В жизни Марии Николаевны произошла встреча с человеком, с которым ее связало до конца ее дней глубокое и исчерпывающее чувство. Это был большой ученый, известный в Европе, выдающийся во всех отношениях. Благодаря невозможности с ее стороны порвать старые формы жизни отношения с ним сложились тяжело. Но сложность их она замкнула в себе, и никто не знал о ней и о том, сколько душевных сил она тратила на эту сложность. Много лет спустя, когда дочь Марии Николаевны выросла и вышла замуж, он опять поставил перед ней вопрос о перемене ее жизни, но, так как эту перемену он категорически связывал с ее уходом из театра, пойти на нее она не могла. Все осталось по-старому, но их отношениям был нанесен непоправимый удар, и та сложность, которую породила в ее жизни встреча с ним с самого начала, не могла не углубить в ее душе тенденцию к трагическому мироощущению, которая была свойственна ей с раннего детства, и Мария Николаевна еще больше замкнулась в себя. Ее уже не хватало на активное поддержание отношений с людьми. Она почти не в силах была ходить в гости, принимать гостей у себя… Поэтому круг ее друзей и близких стал ограничен. Но трудность ее жизни, позднее усталость никогда не мешали ее доброжелательному тяготению к тем, кто у нее бывал, и одним из отличительнейших свойств ее отношений с людьми была длительность их. При всей сдержанности ее, чувства ее были постоянны и неизменны, и золотая нить ее симпатии тянулась через всю жизнь.

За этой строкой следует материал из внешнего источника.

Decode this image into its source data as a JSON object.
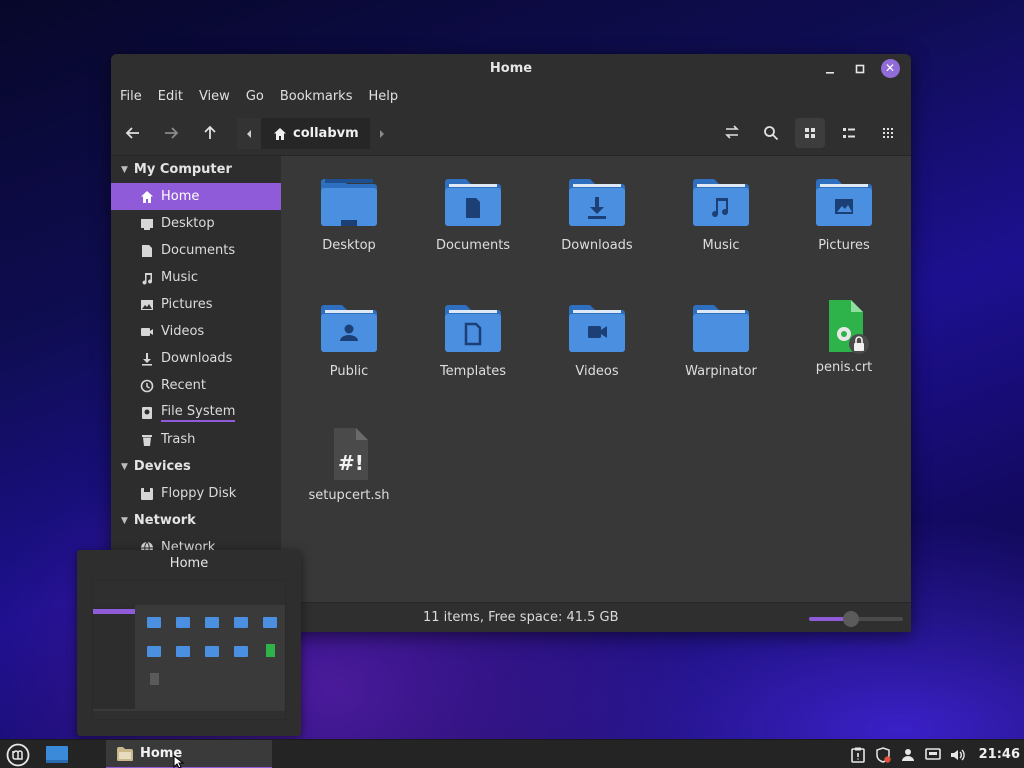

Молоденькие робкие ученицы, окружавшие ее, делались заслуженными артистками, юные студенты – почтенными докторами или юристами, многие уезжали из Москвы, но на протяжении долгих лет их всегда тянуло к ней, и первым посещением по приезде в Москву был дом на Тверском бульваре.
Так и вижу ее тихие комнаты, стол посреди гостиной, уставленный скромным угощением: орехи, пастила, финики… И Мария Николаевна в ее неизменном платке на плечах, немногословная, спокойно приветливая и незаметно внимательная ко всем.
Из года в год одни и те же люди появлялись по субботам в этих комнатах. Сестры, племянницы, подраставшее поколение. Вспоминаю артисток В. Н. Рыжову и ее сестру Е. Н. Музиль, К. И. Алексееву, артистку Малого театра, племянницу Марии Николаевны, которую она любила, живого и остроумного артиста А. В. Васенина, вспоминаю седую голову корректного профессора Петрова, директора Политехнического музея, характерное, напоминавшее Толстого, лицо скромного часовщика Г. Н. Петрова, бывшего последователем Толстого, близко знавшего Льва Николаевича. Тут же красивый, добродушный доктор Е. И. Курочкин, с юности друг семьи, страстный театрал, потом присяжный поверенный В. Н. Лебедев, бесконечно добрый человек, бывавший в доме почти на правах родственника. Все они седели, старелись и продолжали неизменно бывать у Марии Николаевны. Я не могу упомянуть всех бывавших у Марии Николаевны и пользовавшихся ее расположением, но вспоминаются мне и другие фигуры из ее окружения, фигуры «без ярлычков» и, однако, очень ценимые ею.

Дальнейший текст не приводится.